OPINION: Just when we thought there was a light at the end of the proverbial, Aucklanders are staring down yet another level 3 for seven days and the rest of the country level 2.
Covid-19 fatigue is undoubtedly setting in while markets remain largely resilient but investors last week felt a few sharp cracks in the pavement open up.
After a sustained high, the NZX saw its first pull back in some time, falling 7 per cent over February, not quite an official correction (which is 10 per cent) but close.
Creeping interest rates globally, a higher New Zealand dollar, and a less-than-frothy reporting season, are all building pressure.
On top of that, we’re continuing to experience a sell-off of this country’s biggest electricity generators from popular exchange-traded funds (ETFs) that were driving artificially high prices. Even though New Zealand has been enjoying a relatively low impact of Covid-19 on the economy, our global trade and supply lines are ailing.
Closer to home, former market darling A2 Milk is starting to curdle.
A2 plunged another 15 per cent on Thursday after lowering its full-year outlook for the third time. As expected, it was a challenging six months with revenue down -16 per cent to $677 million and operating earnings sinking -32 per cent to $179m.
The 2021 outlook disappointed the market, with profit margin set to be up to 5 per cent weaker than previously expected.
A2’s issues are being driven by the lack of Daigou trade; significant cross-border trading that takes place outside formal channels. This form of selling was a major boon for infant formula producers selling to the Chinese market.
Restrictions on air travel, plus freight cost inflation, border and custom bottlenecks, have severely handicapped trade markets.
A lot of pessimism is being reflected in its current share price which has more than halved since September last year. While A2 still is a top-quality brand, it will likely take time for management to rebuild confidence with investors and for normal business conditions to be restored.
New Zealand King Salmon (NZK) is suffering a similar fate.
Share prices remain depressed after reporting a weak first-half-year result. Profits are down -58 per cent from the same time last year due to sales disruption, higher freight costs, and increased marketing spend.
The company won’t be paying a half-year dividend (which is never well received by investors) and no outlook comments are being provided due to Covid-related uncertainty.
Covid aside, NZ King Salmon produce a premium product and demand remains solid both in New Zealand and overseas. Nevertheless, there remain some serious challenges. Warming water temperatures has increased salmon mortality rates and reduced supply.
NZK has tried to move it salmon farms to cooler waters, something which require government approval and has so far been unsuccessful. This is an example of climate change directly impacting a business negatively.
On the bright side, Spark, another Kiwi darling, is shining. Shares were up on the back of a solid report, with Spark forecasting operating earnings of $1.1b to $1.13b for the 2021 financial year.

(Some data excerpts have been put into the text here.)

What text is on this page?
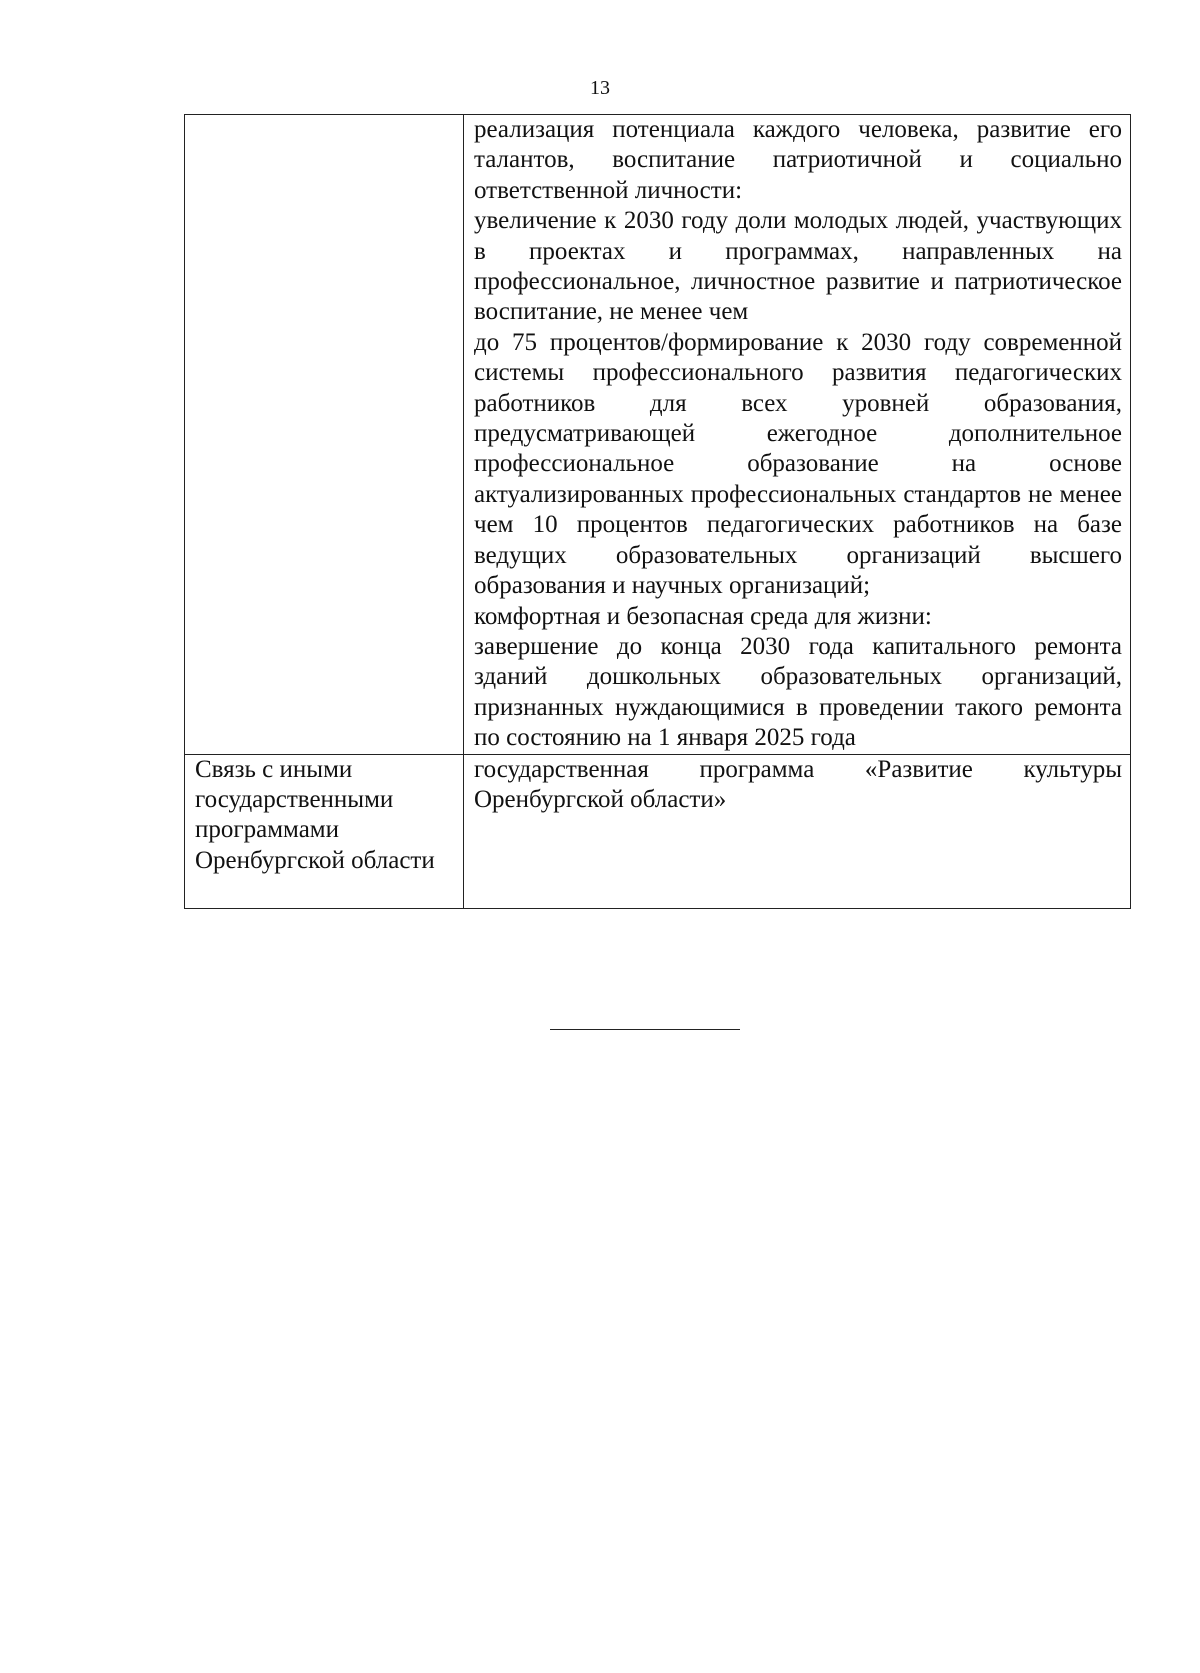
13

	реализация потенциала каждого человека, развитие его талантов, воспитание патриотичной и социально ответственной личности:

увеличение к 2030 году доли молодых людей, участвующих в проектах и программах, направленных на профессиональное, личностное развитие и патриотическое воспитание, не менее чем

до 75 процентов/формирование к 2030 году современной системы профессионального развития педагогических работников для всех уровней образования, предусматривающей ежегодное дополнительное профессиональное образование на основе актуализированных профессиональных стандартов не менее чем 10 процентов педагогических работников на базе ведущих образовательных организаций высшего образования и научных организаций;

комфортная и безопасная среда для жизни:

завершение до конца 2030 года капитального ремонта зданий дошкольных образовательных организаций, признанных нуждающимися в проведении такого ремонта по состоянию на 1 января 2025 года

Связь с иными государственными программами Оренбургской области	государственная программа «Развитие культуры Оренбургской области»
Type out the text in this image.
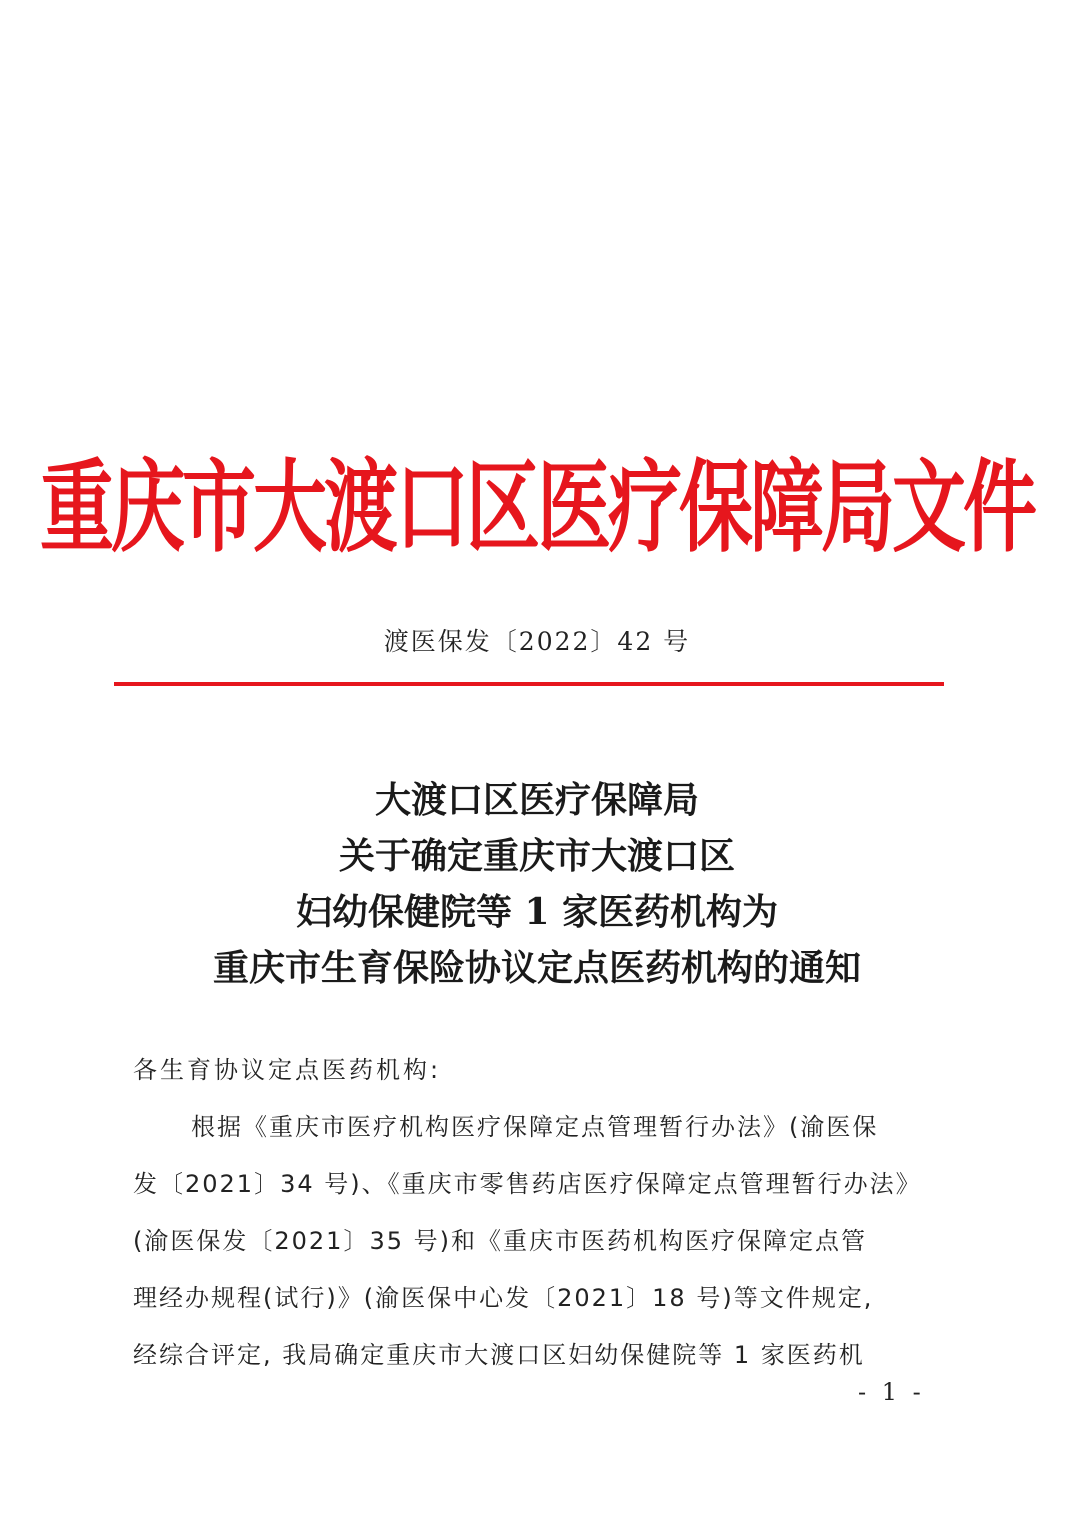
重庆市大渡口区医疗保障局文件
渡医保发〔2022〕42 号
大渡口区医疗保障局
关于确定重庆市大渡口区
妇幼保健院等 1 家医药机构为
重庆市生育保险协议定点医药机构的通知
各生育协议定点医药机构:
根据《重庆市医疗机构医疗保障定点管理暂行办法》(渝医保
发〔2021〕34 号)、《重庆市零售药店医疗保障定点管理暂行办法》
(渝医保发〔2021〕35 号)和《重庆市医药机构医疗保障定点管
理经办规程(试行)》(渝医保中心发〔2021〕18 号)等文件规定,
经综合评定, 我局确定重庆市大渡口区妇幼保健院等 1 家医药机
- 1 -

While management initially took a conservative stance during Covid, they also reiterated their dividend guidance to be at the top end of the range, at 25 cents per share. Investors searching for income will no doubt be attracted to its 5.3 per cent cash dividend yield at the current share price of $4.67.
Underlying mobile phone services revenue remains strong and competition with Vodafone looks to have eased. Looking ahead, the impact of 5G will be watched closely by investors as it starts to be rolled out.
With 2020 in the rear view, investors may think the worst is behind us but 2021 looks like it could be a rollercoaster, especially if our fate is intermittent lock downs.
There will be a number of winners and losers to emerge as we climb out of the Pandemic. Investors need to accept that volatility goes with the territory.
Hamesh Sharma is a portfolio manager for Pathfinder Asset Management. Amanda Morrall is head of client services. The above views should not be construed as personalised financial advice and represent those of the authors.